Romania's Parliament declared in 2001 that Romanian participation in peacekeeping, humanitarian, and counterterrorism operations was a major goal of Romanian security and defense policy. Romania's active participation in multilateral operations began long before 2001. Following the end of the Cold War, its first overseas deployment was in 1991 when a field hospital gave support to Operation Desert Storm.

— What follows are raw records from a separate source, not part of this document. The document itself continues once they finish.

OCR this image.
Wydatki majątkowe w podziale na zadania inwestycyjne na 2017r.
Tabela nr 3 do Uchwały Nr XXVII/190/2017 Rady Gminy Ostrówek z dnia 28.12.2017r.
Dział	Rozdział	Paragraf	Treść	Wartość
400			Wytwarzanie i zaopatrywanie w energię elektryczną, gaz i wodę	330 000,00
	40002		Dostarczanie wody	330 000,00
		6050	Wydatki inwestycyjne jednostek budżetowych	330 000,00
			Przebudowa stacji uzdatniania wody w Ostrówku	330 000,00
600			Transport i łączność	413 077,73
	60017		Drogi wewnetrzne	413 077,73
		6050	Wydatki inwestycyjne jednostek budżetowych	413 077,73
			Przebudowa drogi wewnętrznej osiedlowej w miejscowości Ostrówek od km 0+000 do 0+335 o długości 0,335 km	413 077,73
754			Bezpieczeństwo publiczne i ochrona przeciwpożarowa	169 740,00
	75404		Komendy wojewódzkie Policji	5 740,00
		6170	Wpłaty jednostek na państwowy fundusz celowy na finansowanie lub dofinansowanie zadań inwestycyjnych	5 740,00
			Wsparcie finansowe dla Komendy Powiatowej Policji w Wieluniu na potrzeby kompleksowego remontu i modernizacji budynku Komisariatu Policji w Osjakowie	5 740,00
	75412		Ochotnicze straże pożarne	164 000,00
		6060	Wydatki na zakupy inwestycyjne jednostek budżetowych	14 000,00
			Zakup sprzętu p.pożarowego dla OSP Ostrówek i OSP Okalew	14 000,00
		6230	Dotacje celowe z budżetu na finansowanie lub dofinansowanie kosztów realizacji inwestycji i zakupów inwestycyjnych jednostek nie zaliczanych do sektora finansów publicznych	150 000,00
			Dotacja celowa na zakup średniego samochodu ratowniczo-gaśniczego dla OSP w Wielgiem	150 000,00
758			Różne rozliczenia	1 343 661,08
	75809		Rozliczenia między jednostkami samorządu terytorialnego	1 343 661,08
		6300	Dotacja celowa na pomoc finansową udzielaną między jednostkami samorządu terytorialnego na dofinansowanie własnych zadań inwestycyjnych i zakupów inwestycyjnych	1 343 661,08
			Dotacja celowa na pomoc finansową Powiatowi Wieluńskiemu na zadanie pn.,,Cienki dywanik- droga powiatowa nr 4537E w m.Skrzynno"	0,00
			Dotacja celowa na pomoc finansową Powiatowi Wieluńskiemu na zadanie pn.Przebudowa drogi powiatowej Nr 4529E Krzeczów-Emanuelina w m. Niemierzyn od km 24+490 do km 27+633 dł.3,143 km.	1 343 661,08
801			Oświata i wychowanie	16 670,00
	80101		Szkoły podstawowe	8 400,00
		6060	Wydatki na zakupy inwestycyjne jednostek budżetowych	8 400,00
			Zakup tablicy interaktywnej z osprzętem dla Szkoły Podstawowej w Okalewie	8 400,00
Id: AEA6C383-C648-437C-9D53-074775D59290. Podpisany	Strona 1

Romania also participates in NATO peacekeeping operations in Bosnia and Kosovo, as well as the Organization for Security and Corporation in Europe (OSCE) observer mission in Macedonia. It has deployed peacekeeping troops and observers to the UN peacekeeping operation in Ethiopia and Eritrea (UNMEE) and the UN Observation Mission in the Congo (MOUNC). All told, Romania currently has approximately 800 personnel deployed worldwide in peacekeeping and humanitarian operations.

Aha, he gets stuck with some nice troops in Congo and he splits, just to end up in a Liberian warlord's prison. Cool.

2 Comments:

Blogger Randy said...

Wow. Real research. Sure you wanna commit to something so complicated?

9:41 PM  
Blogger John said...

R: It isn't going to be that complicated as I write more about interaction and emotion than detail.

B: I thought about Lower Slovikstan, but might offend the readers with Slovik or stan heritages. Briscopia is the best.

R: B is my son, a brilliant web site designer, whom I'm failing with my lack of follow up on my web site.

B: R is a fellow writer who I would critique if she would post anything and who got me started in blogging.